CVE-2025-43814 is a vulnerability identified in multiple versions of Liferay Portal and Liferay DXP, specifically affecting versions 7.4.0 through 7.4.3.112, older unsupported versions, and several 2023 Q3 and Q4 releases. The vulnerability is classified under CWE-201, which involves the insertion of sensitive information into sent data. In this case, the audit event logs within the affected Liferay products improperly record a user's password reminder answer. This sensitive information is then accessible to remote authenticated users through the audit events, potentially exposing password reminder answers that could be leveraged to compromise user accounts. The vulnerability has a CVSS 4.0 base score of 6.9, indicating a medium severity level. The CVSS vector indicates that the attack vector is network-based (AV:N), with low attack complexity (AC:L), no user interaction (UI:N), and requires high privileges (PR:H) to exploit. The vulnerability impacts confidentiality (VC:H), but not integrity or availability. No known exploits are currently reported in the wild, and no official patches or fixes have been linked yet. The issue stems from improper handling of sensitive data in audit logs, which are typically used for monitoring and forensic purposes but should not contain sensitive authentication information. This exposure could facilitate further attacks such as social engineering or password reset attacks if an attacker gains access to audit logs. The vulnerability affects a broad range of Liferay Portal and DXP versions, including both supported and unsupported releases, increasing the potential attack surface for organizations using these products.

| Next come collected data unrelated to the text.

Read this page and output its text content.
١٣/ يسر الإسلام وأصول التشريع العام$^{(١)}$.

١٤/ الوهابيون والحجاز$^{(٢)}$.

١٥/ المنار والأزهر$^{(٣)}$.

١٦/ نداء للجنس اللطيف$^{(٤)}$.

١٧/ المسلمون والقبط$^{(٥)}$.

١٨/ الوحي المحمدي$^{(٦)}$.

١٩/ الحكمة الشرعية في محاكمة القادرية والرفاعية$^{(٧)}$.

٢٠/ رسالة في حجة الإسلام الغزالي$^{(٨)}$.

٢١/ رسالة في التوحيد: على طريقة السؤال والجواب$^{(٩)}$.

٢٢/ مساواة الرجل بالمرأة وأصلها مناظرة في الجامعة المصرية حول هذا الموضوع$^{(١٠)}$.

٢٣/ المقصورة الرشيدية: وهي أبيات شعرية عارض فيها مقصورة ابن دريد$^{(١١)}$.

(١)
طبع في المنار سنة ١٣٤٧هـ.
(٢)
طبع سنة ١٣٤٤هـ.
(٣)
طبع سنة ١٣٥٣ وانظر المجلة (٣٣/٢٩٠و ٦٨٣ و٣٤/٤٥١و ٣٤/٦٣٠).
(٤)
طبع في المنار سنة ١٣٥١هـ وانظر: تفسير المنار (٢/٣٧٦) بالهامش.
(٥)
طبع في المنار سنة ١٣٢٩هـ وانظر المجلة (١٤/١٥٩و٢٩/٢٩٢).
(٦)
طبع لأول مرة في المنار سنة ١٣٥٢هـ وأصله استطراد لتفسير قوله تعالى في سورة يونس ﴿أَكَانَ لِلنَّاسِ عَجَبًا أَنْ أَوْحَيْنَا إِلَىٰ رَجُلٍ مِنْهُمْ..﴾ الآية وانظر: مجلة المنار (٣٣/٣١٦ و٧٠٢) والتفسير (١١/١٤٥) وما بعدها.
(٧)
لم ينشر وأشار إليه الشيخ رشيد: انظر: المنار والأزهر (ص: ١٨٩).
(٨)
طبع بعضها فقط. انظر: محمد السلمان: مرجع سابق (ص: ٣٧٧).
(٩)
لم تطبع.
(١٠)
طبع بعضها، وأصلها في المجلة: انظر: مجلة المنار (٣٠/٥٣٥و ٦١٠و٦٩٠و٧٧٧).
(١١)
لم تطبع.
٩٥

For European organizations using Liferay Portal or Liferay DXP, this vulnerability poses a significant risk to user credential confidentiality. Since the password reminder answers are stored in audit logs accessible to remote authenticated users, attackers who have gained some level of access could escalate their privileges or move laterally by exploiting this information. This could lead to unauthorized account access, data breaches, and potential compliance violations under GDPR due to exposure of personal authentication data. Organizations in sectors such as finance, healthcare, government, and critical infrastructure that rely on Liferay for web portals or intranet services may face increased risk of targeted attacks. The exposure of password reminder answers undermines the security of secondary authentication mechanisms, potentially facilitating account takeover attacks. Additionally, audit logs are often assumed to be secure and used for incident response; their compromise could hinder forensic investigations and incident detection. The medium severity rating suggests that while exploitation requires authenticated access with high privileges, the impact on confidentiality is high, making it a concern for organizations with sensitive user data. The lack of known exploits in the wild provides some mitigation in the short term, but the broad affected version range and absence of patches increase the urgency for remediation.

European organizations should immediately review and restrict access to audit logs within Liferay Portal and DXP environments to minimize exposure of sensitive information. Access controls should be enforced to ensure only trusted administrators can view audit events. Organizations should monitor audit logs for unusual access patterns that could indicate exploitation attempts. It is critical to upgrade affected Liferay versions to the latest available releases once patches addressing this vulnerability are released by the vendor. Until patches are available, consider disabling or limiting audit logging of sensitive events if feasible, or implementing log redaction techniques to exclude password reminder answers from logs. Conduct a thorough review of user privilege assignments to reduce the number of users with high privileges that could exploit this vulnerability. Additionally, organizations should educate users about the risks of password reminder answers and encourage the use of stronger secondary authentication methods such as multi-factor authentication (MFA) to reduce reliance on password reminders. Regularly audit and rotate credentials associated with Liferay Portal to limit the impact of any potential compromise. Finally, maintain up-to-date incident response plans to quickly address any detected exploitation attempts.